Menurut Sugiartono, seorang tokoh masyarakat Sedulur Sikep di Desa Klopoduwur, Banjarejo, Blora, tradisi ini bermula sebagai bentuk penghormatan kepada sapi, yang dianggap sebagai “Raja Kaya”. Artinya sapi bukan hanya sebagai alat untuk membantu petani di ladang, tetapi juga memiliki kedudukan tinggi dalam kehidupan mereka.
“Sapi itu seperti raja, makan tinggal makan, tidak seperti manusia,” jelas Sugiartono sebagaimana dinukil dari Merdeka, Selasa (31/10/2023).
Tradisi Ngalungi Sapi juga menjadi ajang untuk memohon keselamatan dan kesehatan bagi ternak sapi, yang diharapkan bisa terus berkembang biak dan membantu pekerjaan petani. Oleh karena itu, sapi perlu dirawat dan dihormati dengan upacara bancakan atau tasyakuran.

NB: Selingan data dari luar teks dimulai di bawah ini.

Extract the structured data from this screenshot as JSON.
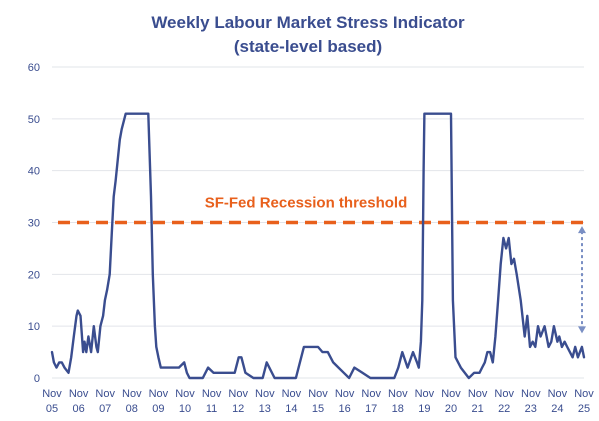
{
  "chart_data": {
    "type": "line",
    "title": "Weekly Labour Market Stress Indicator",
    "subtitle": "(state-level based)",
    "xlabel": "",
    "ylabel": "",
    "ylim": [
      0,
      60
    ],
    "yticks": [
      0,
      10,
      20,
      30,
      40,
      50,
      60
    ],
    "xticks": [
      {
        "month": "Nov",
        "year": "05"
      },
      {
        "month": "Nov",
        "year": "06"
      },
      {
        "month": "Nov",
        "year": "07"
      },
      {
        "month": "Nov",
        "year": "08"
      },
      {
        "month": "Nov",
        "year": "09"
      },
      {
        "month": "Nov",
        "year": "10"
      },
      {
        "month": "Nov",
        "year": "11"
      },
      {
        "month": "Nov",
        "year": "12"
      },
      {
        "month": "Nov",
        "year": "13"
      },
      {
        "month": "Nov",
        "year": "14"
      },
      {
        "month": "Nov",
        "year": "15"
      },
      {
        "month": "Nov",
        "year": "16"
      },
      {
        "month": "Nov",
        "year": "17"
      },
      {
        "month": "Nov",
        "year": "18"
      },
      {
        "month": "Nov",
        "year": "19"
      },
      {
        "month": "Nov",
        "year": "20"
      },
      {
        "month": "Nov",
        "year": "21"
      },
      {
        "month": "Nov",
        "year": "22"
      },
      {
        "month": "Nov",
        "year": "23"
      },
      {
        "month": "Nov",
        "year": "24"
      },
      {
        "month": "Nov",
        "year": "25"
      }
    ],
    "grid": "horizontal",
    "legend": "none",
    "threshold": {
      "value": 30,
      "label": "SF-Fed Recession threshold",
      "color": "#e8601c",
      "style": "dashed"
    },
    "colors": {
      "series": "#3a4d8f",
      "threshold": "#e8601c",
      "gap_arrow": "#7a8fc4",
      "text": "#3a4d8f"
    },
    "series": [
      {
        "color": "#3a4d8f",
        "x": [
          2005.83,
          2005.9,
          2006.0,
          2006.1,
          2006.2,
          2006.3,
          2006.45,
          2006.55,
          2006.65,
          2006.75,
          2006.8,
          2006.9,
          2007.0,
          2007.05,
          2007.12,
          2007.2,
          2007.3,
          2007.4,
          2007.5,
          2007.55,
          2007.65,
          2007.75,
          2007.82,
          2007.9,
          2008.0,
          2008.08,
          2008.15,
          2008.22,
          2008.3,
          2008.38,
          2008.45,
          2008.6,
          2008.83,
          2009.1,
          2009.3,
          2009.45,
          2009.55,
          2009.62,
          2009.7,
          2009.75,
          2009.83,
          2009.92,
          2010.1,
          2010.4,
          2010.6,
          2010.8,
          2010.9,
          2011.0,
          2011.3,
          2011.5,
          2011.7,
          2011.9,
          2012.2,
          2012.5,
          2012.7,
          2012.85,
          2012.95,
          2013.1,
          2013.4,
          2013.6,
          2013.75,
          2013.9,
          2014.2,
          2014.5,
          2014.8,
          2015.0,
          2015.3,
          2015.6,
          2015.83,
          2016.0,
          2016.2,
          2016.4,
          2016.6,
          2016.8,
          2017.0,
          2017.2,
          2017.5,
          2017.8,
          2018.0,
          2018.3,
          2018.5,
          2018.7,
          2018.85,
          2019.0,
          2019.2,
          2019.4,
          2019.55,
          2019.62,
          2019.7,
          2019.75,
          2019.8,
          2019.83,
          2019.87,
          2019.92,
          2020.2,
          2020.5,
          2020.83,
          2020.9,
          2021.0,
          2021.2,
          2021.5,
          2021.7,
          2021.9,
          2022.0,
          2022.1,
          2022.2,
          2022.3,
          2022.4,
          2022.5,
          2022.6,
          2022.7,
          2022.8,
          2022.9,
          2023.0,
          2023.1,
          2023.2,
          2023.3,
          2023.45,
          2023.6,
          2023.7,
          2023.8,
          2023.9,
          2024.0,
          2024.1,
          2024.2,
          2024.35,
          2024.5,
          2024.6,
          2024.7,
          2024.83,
          2024.9,
          2025.0,
          2025.1,
          2025.2,
          2025.3,
          2025.4,
          2025.5,
          2025.6,
          2025.75,
          2025.83
        ],
        "y": [
          5,
          3,
          2,
          3,
          3,
          2,
          1,
          4,
          8,
          12,
          13,
          12,
          5,
          7,
          5,
          8,
          5,
          10,
          6,
          5,
          10,
          12,
          15,
          17,
          20,
          28,
          35,
          38,
          42,
          46,
          48,
          51,
          51,
          51,
          51,
          51,
          35,
          20,
          10,
          6,
          4,
          2,
          2,
          2,
          2,
          3,
          1,
          0,
          0,
          0,
          2,
          1,
          1,
          1,
          1,
          4,
          4,
          1,
          0,
          0,
          0,
          3,
          0,
          0,
          0,
          0,
          6,
          6,
          6,
          5,
          5,
          3,
          2,
          1,
          0,
          2,
          1,
          0,
          0,
          0,
          0,
          0,
          2,
          5,
          2,
          5,
          3,
          2,
          7,
          15,
          40,
          51,
          51,
          51,
          51,
          51,
          51,
          15,
          4,
          2,
          0,
          1,
          1,
          2,
          3,
          5,
          5,
          3,
          8,
          15,
          22,
          27,
          25,
          27,
          22,
          23,
          20,
          15,
          8,
          12,
          6,
          7,
          6,
          10,
          8,
          10,
          6,
          7,
          10,
          7,
          8,
          6,
          7,
          6,
          5,
          4,
          6,
          4,
          6,
          4
        ]
      }
    ]
  }
}
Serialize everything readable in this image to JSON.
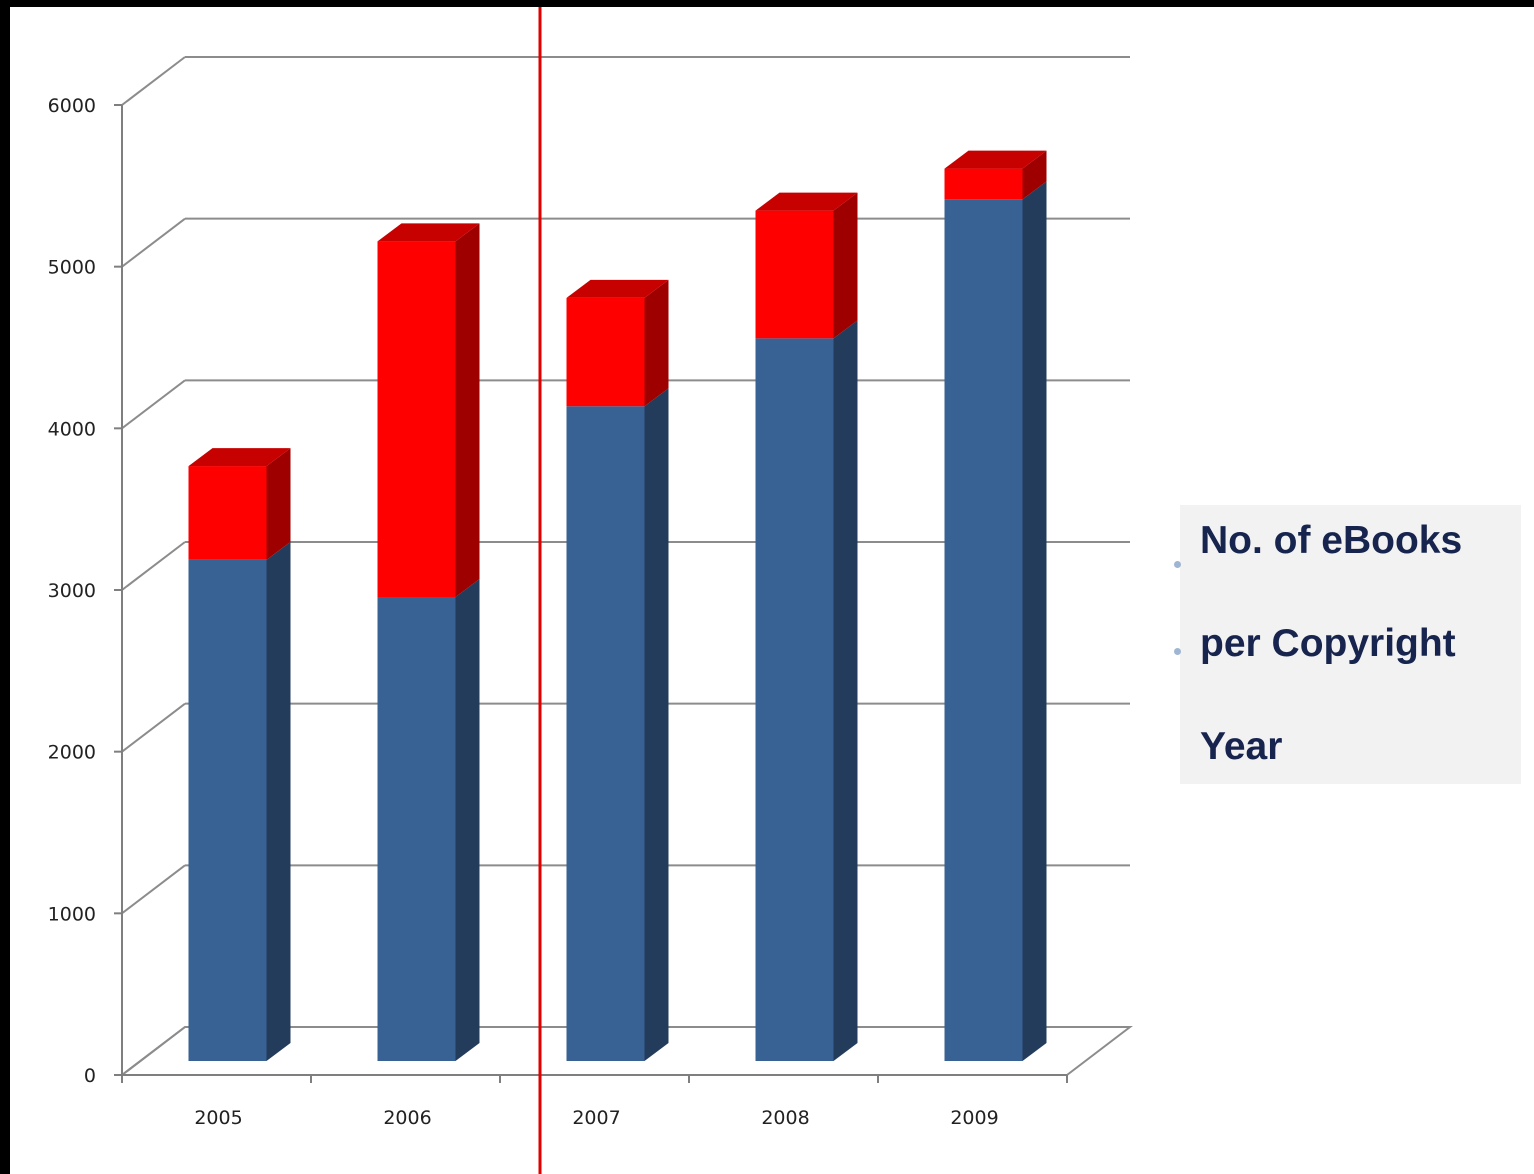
{
  "chart_data": {
    "type": "bar",
    "stacked": true,
    "three_d": true,
    "categories": [
      "2005",
      "2006",
      "2007",
      "2008",
      "2009"
    ],
    "series": [
      {
        "values": [
          3100,
          2870,
          4050,
          4470,
          5330
        ],
        "color": "#386194"
      },
      {
        "values": [
          580,
          2200,
          670,
          790,
          190
        ],
        "color": "#ff0000"
      }
    ],
    "y_ticks": [
      "0",
      "1000",
      "2000",
      "3000",
      "4000",
      "5000",
      "6000"
    ],
    "ylim": [
      0,
      6000
    ],
    "grid": true,
    "legend": {
      "lines": [
        "No. of eBooks",
        "per Copyright",
        "Year"
      ],
      "position": "right"
    },
    "divider_color": "#e00000"
  }
}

Prosesi tradisi ini cukup unik. Sapi-sapi yang telah dipilih akan digiring keluar dari kandang menuju tanah lapang, tempat upacara digelar. Dalam acara ini, masyarakat akan mempersembahkan ketupat dan lepet, yang kemudian dikalungkan di leher sapi sebagai simbol rasa syukur dan doa agar ternak mereka tetap sehat.
Simbolisme Ketupat dan Lepet
Ketupat yang digunakan dalam tradisi ini melambangkan ketulusan hati, sedangkan lepet yang terbuat dari ketan dan dibungkus daun kelapa, melambangkan kesuburan dan kemakmuran. Pengalungan kedua simbol tersebut pada sapi merupakan doa agar kehidupan masyarakat diberkahi dan hasil bumi melimpah.
Lebih dari itu, upacara ini juga berfungsi sebagai sarana untuk mempererat hubungan sosial antar-petani serta memperkuat nilai-nilai religius, seperti cinta kasih terhadap sesama makhluk ciptaan Tuhan.
Meski zaman semakin berkembang, tradisi ini tetap dilestarikan oleh masyarakat Blora, terutama oleh warga Desa Klopoduwur dan beberapa desa lainnya di Kecamatan Jepon dan Jiken. Makanya, pada 2025, tradisi Ngalungi Sapi resmi tercatat sebagai Hak Kekayaan Intelektual (HAKI) dari Kementerian Hukum dan HAM. Penetapan HAKI ini menjadi bukti bahwa tradisi tersebut memiliki nilai yang sangat tinggi, baik dari sisi kebudayaan, sosial, maupun filosofi hidup masyarakat Blora.
Bupati Blora Arief Rohman, juga menegaskan pentingnya pelestarian tradisi ini sebagai kekayaan budaya daerah.
“Dengan adanya HAKI, kami berharap tradisi ini lebih dikenal luas, terjaga, dan menjadi kebanggaan bersama,” ujarnya.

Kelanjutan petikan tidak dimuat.